Computer crime is on the rise around the world. Every day, nefarious actors develop increasingly more sophisticated forms of malware for their attacks. Additionally, as reported by the United Kingdom’s National Crime Agency (NCA) back in December, the average age of online criminals has dropped to 17 years old, suggesting that teenagers are more susceptible to embrace the world of digital crime than ever before.
These ongoing trends place the onus on law enforcement agencies around the world to strike back at computer crime – and striking back they are.
Caitlin Cimpanu of Softpedia writes how in recent years law enforcement authorities have started to impose increasingly hefty prison sentences on those convicted of malicious hacking and other computer-related crimes.
For instance, back in 2010, Albert Gonzalez was sentenced to 20 years in prison after he breached Heartland Payment Systems, Inc. and compromised some 134 million credit cards, among other offenses. Law enforcement upped the ante last year when they sentenced Ross Ulbricht, founder and owner of the underground web marketplace Silk Road, to life in prison.
It would now appear, however, that Turkish authorities have taken the punishment of computer criminals to a whole new level by sentencing a hacker to 334 years in prison.
Daily Sabah reports that the story dates back to 2013, when Turkish authorities arrested the hacker, Onur Kopçak, 26, for a scheme he perpetrated with 11 co-conspirators.
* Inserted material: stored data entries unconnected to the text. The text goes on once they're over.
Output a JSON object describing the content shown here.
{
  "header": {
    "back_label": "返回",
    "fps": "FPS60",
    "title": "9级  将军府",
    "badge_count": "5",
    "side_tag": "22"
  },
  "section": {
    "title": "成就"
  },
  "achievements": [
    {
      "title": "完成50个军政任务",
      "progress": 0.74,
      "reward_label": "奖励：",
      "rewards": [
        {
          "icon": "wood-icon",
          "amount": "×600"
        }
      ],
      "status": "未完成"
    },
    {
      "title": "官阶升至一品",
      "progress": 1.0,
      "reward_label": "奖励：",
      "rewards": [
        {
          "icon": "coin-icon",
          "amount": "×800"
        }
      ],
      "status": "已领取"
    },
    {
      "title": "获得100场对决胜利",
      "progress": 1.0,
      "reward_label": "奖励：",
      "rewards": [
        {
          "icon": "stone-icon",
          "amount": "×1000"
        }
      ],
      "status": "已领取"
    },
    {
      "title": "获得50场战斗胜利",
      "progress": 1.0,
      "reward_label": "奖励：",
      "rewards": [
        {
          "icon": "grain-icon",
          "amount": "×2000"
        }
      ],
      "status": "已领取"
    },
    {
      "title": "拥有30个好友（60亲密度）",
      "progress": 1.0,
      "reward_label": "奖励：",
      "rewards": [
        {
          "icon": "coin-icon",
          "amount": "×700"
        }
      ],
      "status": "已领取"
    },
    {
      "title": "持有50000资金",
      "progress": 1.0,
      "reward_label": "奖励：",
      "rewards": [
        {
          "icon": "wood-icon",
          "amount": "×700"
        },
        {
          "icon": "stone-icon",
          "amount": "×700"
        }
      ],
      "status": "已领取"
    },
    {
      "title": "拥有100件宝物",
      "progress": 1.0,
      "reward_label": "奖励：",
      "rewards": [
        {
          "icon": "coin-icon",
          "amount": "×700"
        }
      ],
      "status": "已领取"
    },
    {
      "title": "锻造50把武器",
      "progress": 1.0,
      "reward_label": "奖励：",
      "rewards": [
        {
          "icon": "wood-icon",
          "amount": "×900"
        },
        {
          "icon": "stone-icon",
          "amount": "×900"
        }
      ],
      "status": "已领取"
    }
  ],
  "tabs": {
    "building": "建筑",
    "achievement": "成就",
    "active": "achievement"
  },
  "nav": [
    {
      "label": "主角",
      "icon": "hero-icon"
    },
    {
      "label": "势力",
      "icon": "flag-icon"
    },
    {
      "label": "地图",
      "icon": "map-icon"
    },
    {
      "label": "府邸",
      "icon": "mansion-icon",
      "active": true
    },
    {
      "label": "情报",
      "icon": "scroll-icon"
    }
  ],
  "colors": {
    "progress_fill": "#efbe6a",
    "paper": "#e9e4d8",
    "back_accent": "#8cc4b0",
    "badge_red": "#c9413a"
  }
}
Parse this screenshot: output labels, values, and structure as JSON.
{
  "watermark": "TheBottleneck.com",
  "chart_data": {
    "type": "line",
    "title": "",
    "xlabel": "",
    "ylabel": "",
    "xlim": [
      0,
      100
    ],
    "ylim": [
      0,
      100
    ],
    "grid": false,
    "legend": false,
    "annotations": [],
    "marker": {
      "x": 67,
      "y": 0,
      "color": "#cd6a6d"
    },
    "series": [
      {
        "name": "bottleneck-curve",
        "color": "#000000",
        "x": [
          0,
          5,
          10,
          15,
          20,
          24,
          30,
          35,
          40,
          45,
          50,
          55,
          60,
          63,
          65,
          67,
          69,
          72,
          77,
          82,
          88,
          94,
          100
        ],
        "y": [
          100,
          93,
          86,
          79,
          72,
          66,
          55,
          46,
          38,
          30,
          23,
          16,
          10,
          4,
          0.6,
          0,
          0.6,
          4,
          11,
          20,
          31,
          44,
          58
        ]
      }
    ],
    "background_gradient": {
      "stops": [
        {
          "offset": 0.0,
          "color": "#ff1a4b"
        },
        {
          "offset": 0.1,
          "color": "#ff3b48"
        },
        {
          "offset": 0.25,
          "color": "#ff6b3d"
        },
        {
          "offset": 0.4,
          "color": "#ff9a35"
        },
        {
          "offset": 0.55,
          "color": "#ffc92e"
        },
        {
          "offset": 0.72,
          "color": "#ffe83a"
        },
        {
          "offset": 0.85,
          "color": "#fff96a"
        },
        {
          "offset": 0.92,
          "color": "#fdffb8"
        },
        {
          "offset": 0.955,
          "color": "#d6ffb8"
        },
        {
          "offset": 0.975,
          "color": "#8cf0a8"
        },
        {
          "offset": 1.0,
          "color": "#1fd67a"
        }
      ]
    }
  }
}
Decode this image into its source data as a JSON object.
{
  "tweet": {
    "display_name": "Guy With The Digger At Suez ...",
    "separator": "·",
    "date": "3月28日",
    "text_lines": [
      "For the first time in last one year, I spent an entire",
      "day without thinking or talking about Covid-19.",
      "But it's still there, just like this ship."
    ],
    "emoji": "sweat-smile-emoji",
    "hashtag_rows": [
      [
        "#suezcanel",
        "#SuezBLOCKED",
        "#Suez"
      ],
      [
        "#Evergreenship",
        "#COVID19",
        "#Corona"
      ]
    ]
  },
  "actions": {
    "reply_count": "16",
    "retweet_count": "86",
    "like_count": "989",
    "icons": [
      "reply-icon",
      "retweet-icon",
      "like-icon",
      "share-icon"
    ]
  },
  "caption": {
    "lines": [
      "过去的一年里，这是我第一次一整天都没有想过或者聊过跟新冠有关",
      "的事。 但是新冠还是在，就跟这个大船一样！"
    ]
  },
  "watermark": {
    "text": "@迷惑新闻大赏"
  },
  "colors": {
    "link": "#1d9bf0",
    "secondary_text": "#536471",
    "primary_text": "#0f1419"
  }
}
Together, the criminals created fake login pages of legitimate banking sites that they used to steal customers’ login credentials.
According to ZDNet, 43 people submitted complaints that the hacker had unlawfully copied their banking details, which led authorities to arrest Kopçak and charge him with identity fraud, wire fraud, website forgery and access device fraud.
The Criminal Court of Appeals for the 8th circuit ultimately sentenced the hacker to 199 years 7 months in prison based on those offenses. Kopçak appealed the decision, but the court upheld the sentence.
Apparently, the Turkish legal system was not done with the hacker. On Sunday, the Mersin third Criminal Court of General Jurisdiction sentenced Kopçak to an additional 135 years in prison for stealing 11 people’s credit card information and selling the data online.
It is anticipated that the hacker will not appeal the decision, notes Darren Pauli of The Register, as he believes that Turkey’s Court of Cassation (The Supreme Court) will not deliver justice based upon an unspecified chain-of-guilt ruling.
If the sentence is carried out, however, Kopçak will spend the next 334 years in prison.
Currently, the hacker is serving out his sentence in a prison located in Osmaniye, a region close to Turkey’s border with Syria, CNBC reports.